Project Description
SELFRAG
Disaggregation process uses ‘lightning’ to separate waste
Thermal recycling of household waste generates slag which has to be disposed of in special landfill sites. SELFRAG (in Kerzers, Canton of Fribourg) uses an innovative high-voltage electrical process to reclaim the metals and other valuable recyclable materials from this slag, thereby reducing the amount of waste generated.
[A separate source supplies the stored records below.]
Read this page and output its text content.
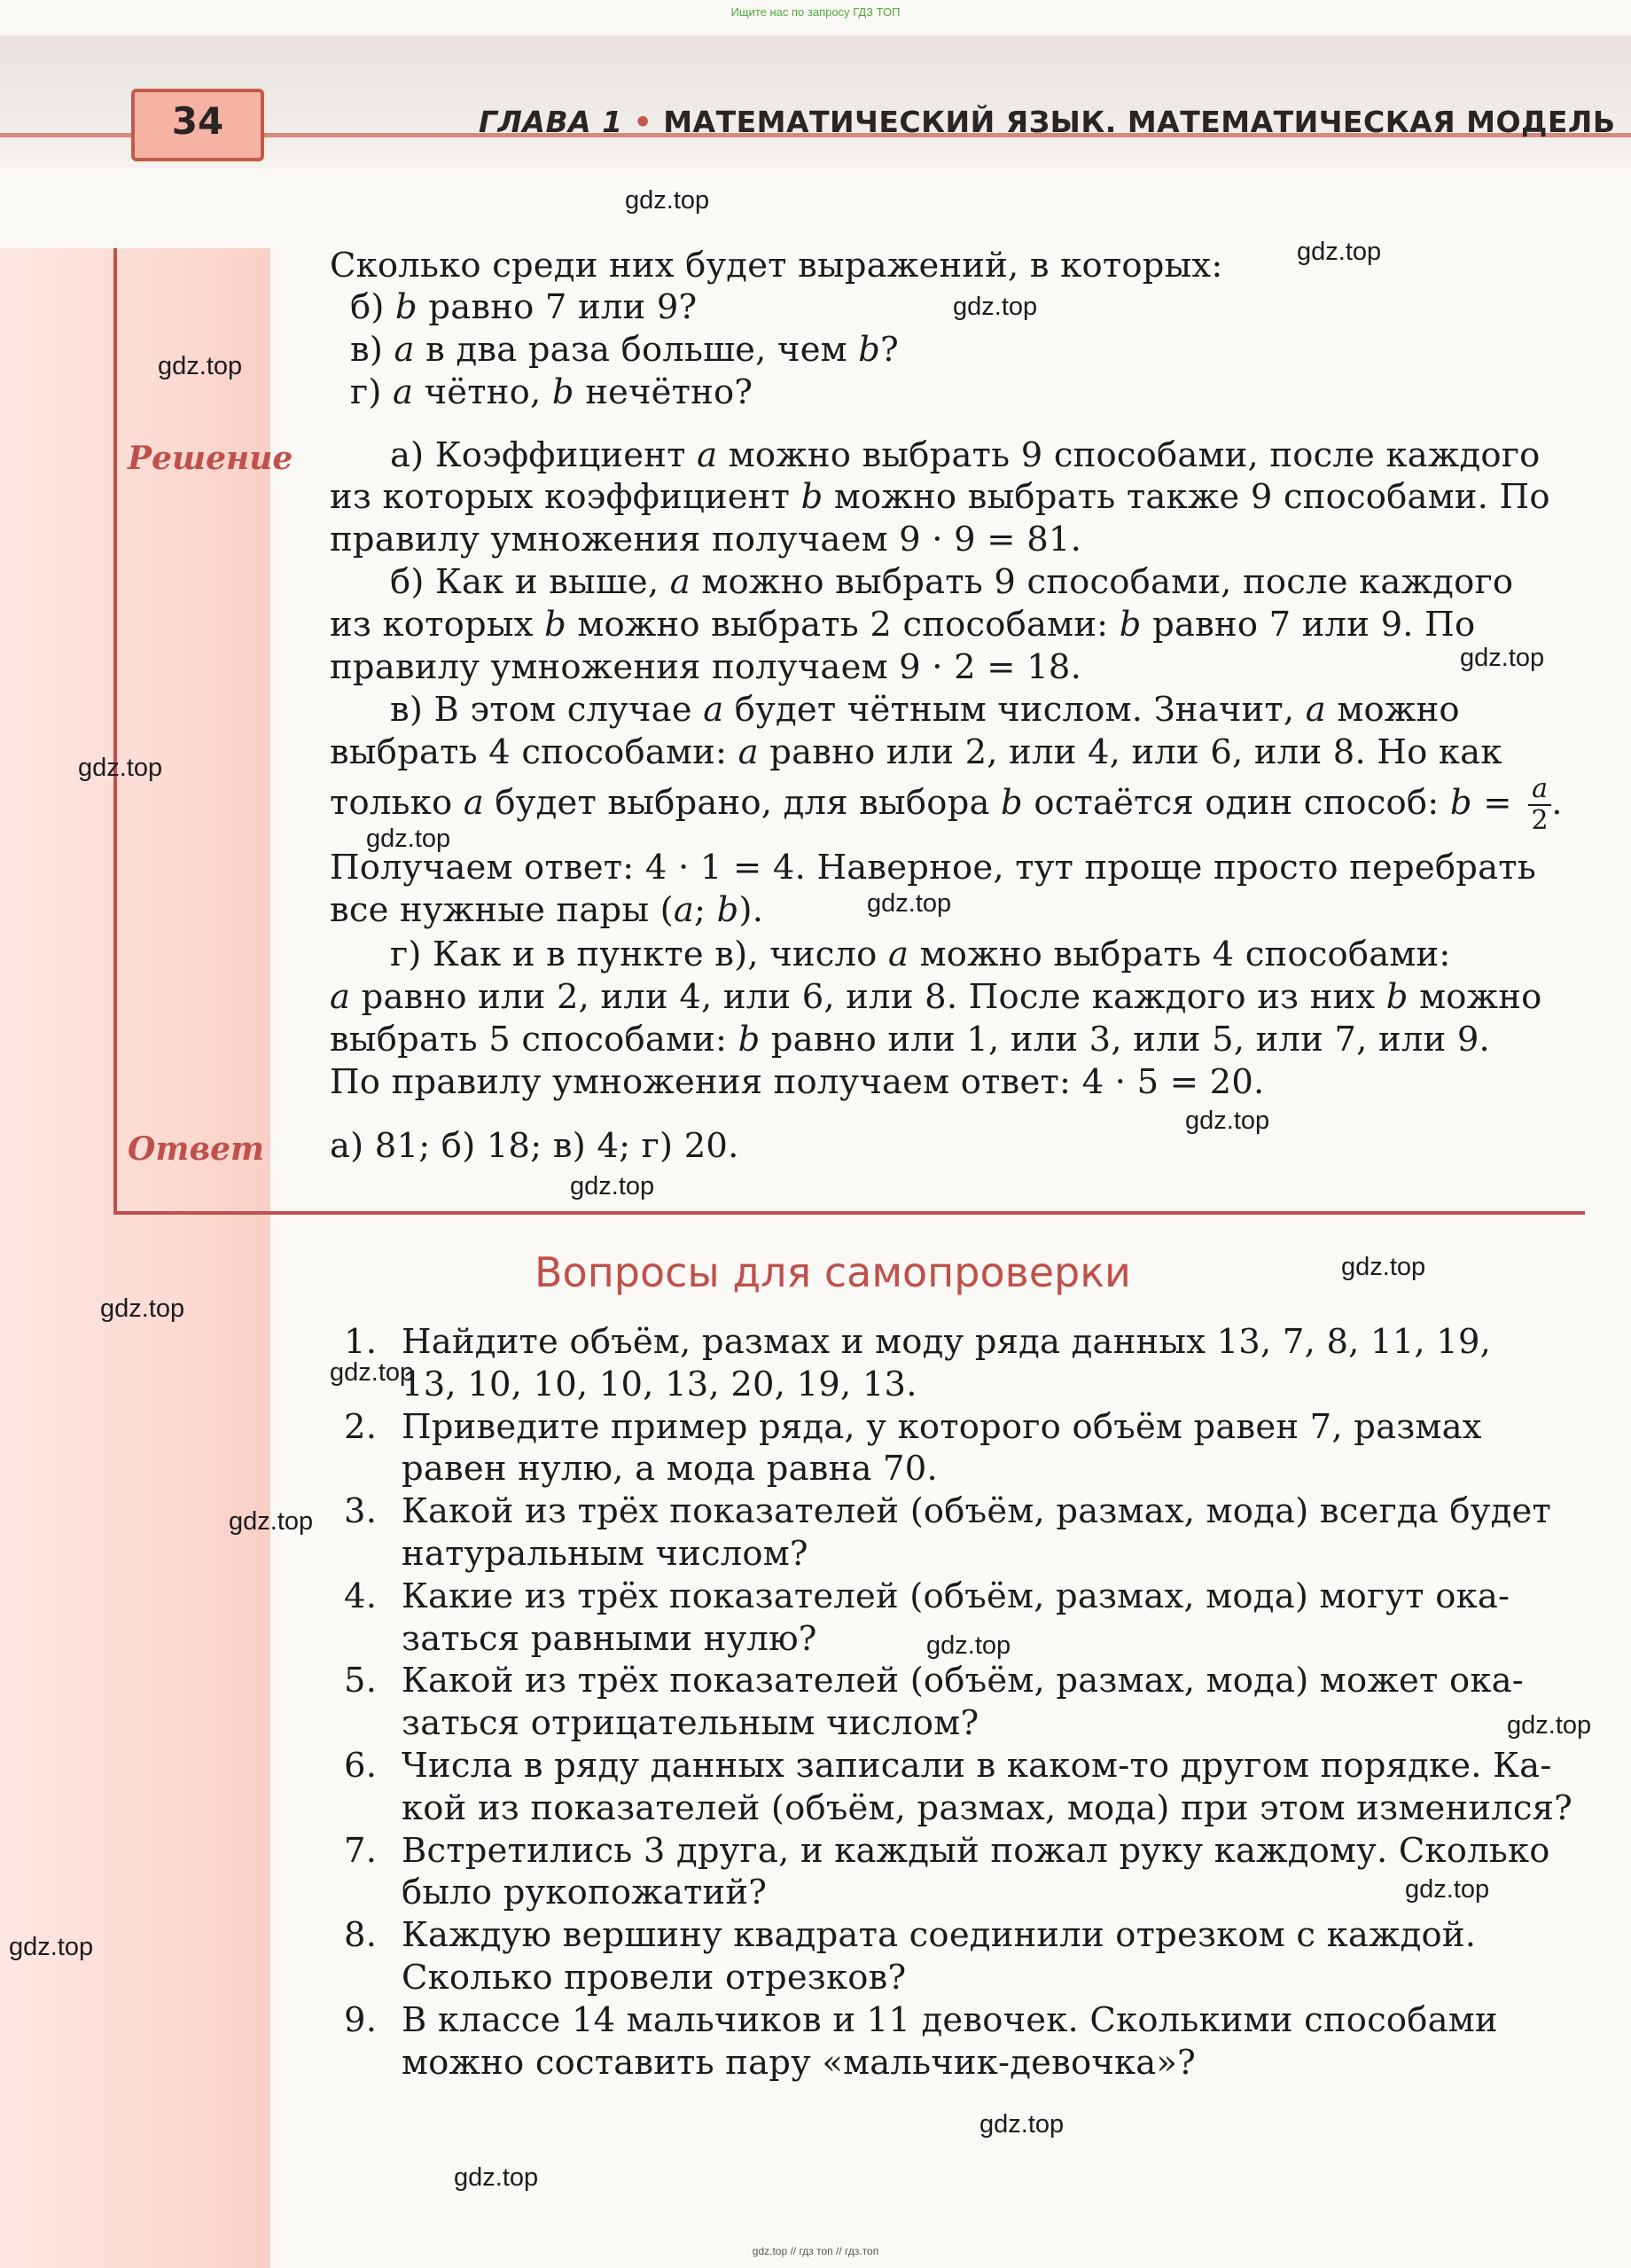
Ищите нас по запросу ГДЗ ТОП
34	ГЛАВА 1 • МАТЕМАТИЧЕСКИЙ ЯЗЫК. МАТЕМАТИЧЕСКАЯ МОДЕЛЬ
Сколько среди них будет выражений, в которых:
б) b равно 7 или 9?
в) a в два раза больше, чем b?
г) a чётно, b нечётно?
Решение	а) Коэффициент a можно выбрать 9 способами, после каждого
из которых коэффициент b можно выбрать также 9 способами. По
правилу умножения получаем 9 · 9 = 81.
б) Как и выше, a можно выбрать 9 способами, после каждого
из которых b можно выбрать 2 способами: b равно 7 или 9. По
правилу умножения получаем 9 · 2 = 18.
в) В этом случае a будет чётным числом. Значит, a можно
выбрать 4 способами: a равно или 2, или 4, или 6, или 8. Но как
только a будет выбрано, для выбора b остаётся один способ: $b = \frac{a}{2}$ .
Получаем ответ: 4 · 1 = 4. Наверное, тут проще просто перебрать
все нужные пары (a; b).
г) Как и в пункте в), число a можно выбрать 4 способами:
a равно или 2, или 4, или 6, или 8. После каждого из них b можно
выбрать 5 способами: b равно или 1, или 3, или 5, или 7, или 9.
По правилу умножения получаем ответ: 4 · 5 = 20.
Ответ а) 81; б) 18; в) 4; г) 20.
Вопросы для самопроверки
1. Найдите объём, размах и моду ряда данных 13, 7, 8, 11, 19,
13, 10, 10, 10, 13, 20, 19, 13.
2. Приведите пример ряда, у которого объём равен 7, размах
равен нулю, а мода равна 70.
3. Какой из трёх показателей (объём, размах, мода) всегда будет
натуральным числом?
4. Какие из трёх показателей (объём, размах, мода) могут ока-
заться равными нулю?
5. Какой из трёх показателей (объём, размах, мода) может ока-
заться отрицательным числом?
6. Числа в ряду данных записали в каком-то другом порядке. Ка-
кой из показателей (объём, размах, мода) при этом изменился?
7. Встретились 3 друга, и каждый пожал руку каждому. Сколько
было рукопожатий?
8. Каждую вершину квадрата соединили отрезком с каждой.
Сколько провели отрезков?
9. В классе 14 мальчиков и 11 девочек. Сколькими способами
можно составить пару «мальчик-девочка»?
gdz.top
gdz.top
gdz.top
gdz.top
gdz.top
gdz.top
gdz.top
gdz.top
gdz.top
gdz.top
gdz.top
gdz.top
gdz.top
gdz.top
gdz.top
gdz.top
gdz.top
gdz.top
gdz.top
gdz.top
gdz.top // гдз топ // гдз.топ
“Ideally, we would like to be able to treat waste so efficiently that we can reclaim all the source materials, thereby generating zero waste.” This is the ultimate goal of Frédéric von der Weid and his company SELFRAG, a 2007 spin-off of the Langenthal-based Ammann Group that today employs a workforce of 30. The company has industrialised a process that uses pulses of high-voltage electricity to break down materials into their component parts. “Our process works in the same way as a bolt of lightning splitting a tree,” explains CEO Frédéric von der Weid, drawing a graphic comparison.
Up to now, high-voltage disaggregation has only been used to any great extent in research and the semiconductor industry. For these applications, the Fribourg-based company has already sold more than 40 installations worldwide. SELFRAG’s bosses now see the future key application of this technology as being in the waste-processing industry, because almost 100% of metals and low-polluting construction waste can be reclaimed from slag using this high-voltage process.
The slag produced by incinerating household waste contains a number of valuable materials: one tonne of waste contains on average 7 kilograms of valuable copper, for example. The SELFRAG process makes it possible to recycle these kinds of high-worth materials and at the same time reduces the quantity of slag by around a quarter. In the future, Frédéric von der Weid thinks it will be possible to cut the amount of slag by as much as half.
This environmental technology has been in use at the waste incineration plant in Posieux near Fribourg since spring 2017, and SELFRAG plans to sell more installations in Switzerland. There are important export markets for this technology in Germany, Scandinavia and the US. In all these countries, most or at least some household waste is incinerated and not disposed of in landfill, as it is in Brazil and China for example.
SELFRAG’s business model is based on selling installations and operating them in-house. It is also looking at processing slag already in landfill to reclaim the valuable materials it contains and create additional space on landfill sites that are already over capacity.